It took about a day of review, but they finally spotted it.
Within in a budget unveiled by the county executive last week, school officials found a two-year gap in funding for new school construction projects, a lag they say will stall plans to close the $1.5 billion maintenance backlog in county schools.
"You'll never recover those years," Alex Szachnowicz, chief facilities officer for county schools said Friday at a budget hearing before the County Council.
The discovery compounded panic already felt by school officials who found out last week - when County Executive John R. Leopold unveiled the county budget - that their 2009 operating funds came in $51 million short of the $99 million increase that they wanted.
What's left isn't enough to cover negotiated contracts with the teachers union. Superintendent Kevin M. Maxwell said he would have to make cuts across the school system to make up the difference.
The capital budget also falls short by $52 million from what the Board of Education wanted for school construction. Mr. Leopold granted $137 million of the board's $189 million request.
And now, school officials are realizing the renovations they had planned to begin over the next two years would be delayed under the county budget.
The County Council can still change that during the budget process, which continues with hearings in May and the council's review of Mr. Leopold's budget through the spring.
But as it stands now, six schools that were supposed to get feasibility studies this year - the first phase of a renovation project - didn't get funded. Belle Grove and Annapolis elementary schools, and the Phoenix Center, are among those schools.
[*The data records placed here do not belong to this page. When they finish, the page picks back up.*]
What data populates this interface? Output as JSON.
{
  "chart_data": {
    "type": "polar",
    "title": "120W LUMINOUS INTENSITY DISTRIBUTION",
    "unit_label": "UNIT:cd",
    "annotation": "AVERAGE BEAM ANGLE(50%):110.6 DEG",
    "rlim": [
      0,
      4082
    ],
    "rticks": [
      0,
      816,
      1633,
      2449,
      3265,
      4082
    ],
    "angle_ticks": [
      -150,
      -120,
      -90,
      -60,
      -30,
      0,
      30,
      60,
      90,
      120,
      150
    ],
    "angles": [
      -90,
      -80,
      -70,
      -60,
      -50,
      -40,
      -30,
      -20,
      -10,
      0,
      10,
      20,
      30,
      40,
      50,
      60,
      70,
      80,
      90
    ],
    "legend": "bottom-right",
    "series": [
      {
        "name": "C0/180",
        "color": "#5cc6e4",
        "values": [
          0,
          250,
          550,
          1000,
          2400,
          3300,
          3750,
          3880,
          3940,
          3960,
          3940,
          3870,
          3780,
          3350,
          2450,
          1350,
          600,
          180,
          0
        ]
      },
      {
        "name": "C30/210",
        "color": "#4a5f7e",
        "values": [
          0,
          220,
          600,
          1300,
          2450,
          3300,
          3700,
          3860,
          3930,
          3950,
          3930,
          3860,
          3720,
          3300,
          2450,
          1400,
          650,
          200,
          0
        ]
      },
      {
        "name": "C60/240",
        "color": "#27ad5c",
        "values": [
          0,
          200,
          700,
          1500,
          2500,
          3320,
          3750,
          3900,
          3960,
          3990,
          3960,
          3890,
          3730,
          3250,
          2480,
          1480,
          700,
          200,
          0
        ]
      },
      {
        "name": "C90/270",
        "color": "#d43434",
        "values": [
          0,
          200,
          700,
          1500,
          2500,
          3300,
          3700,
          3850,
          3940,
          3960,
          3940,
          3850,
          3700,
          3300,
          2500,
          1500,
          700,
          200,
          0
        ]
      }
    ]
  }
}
And because there is no money in the county budget to begin those, or other planned renovations, until 2011, all projects in the pipeline will get pushed back, Mr. Szachnowicz said.
"It's a siesta from construction," he said.
In 2005, a study showed the county school system needed $1.5 billion in maintenance and construction. To close that gap in 10 years, the school system would have to spend $171 million on construction in 2009, and more every following year to make up for inflation, Mr. Szachnowicz said.
Instead, according to the budget released this week, Mr. Leopold has planned to spend $137 million on school construction in 2009, $83 million in 2010 and less each following year.
All the cuts to school spending will damage schools' ability to meet standards for education set by the federal and state governments, Tricia Johnson, president of the school board, told the council Friday.
"If we're going to prepare our students for the jobs of tomorrow, we can't do it with the curriculums - or the funding - of Friday," she said.
The council can give schools the money they didn't get from the county executive, but to do so they'll have to take it away from other departments, many of which are also strapped for cash.
When it comes to the operating funds, "In order to find you $51 million, I can find it. I can cut police, I can cut fire, I can cut Parks and Recs," said Council Chairman Cathy Vitale, R-Severna Park. "Maybe that's the choice."
Out of the school budgets, she said she was most worried that the schools are short 69 special education teachers they need to meet federal and state requirements. But she said the council won't know, until after the hearings with other county departments next week, where they might be able to find more funding to give to the schools.
Councilman Jamie Benoit, D-Crownsville, said he plans to recommend the county not fund a planned $50 million prison and instead allocate that money to the school feasibility studies.
"I am confident my colleagues on the County Council are going to change the outlook," he said.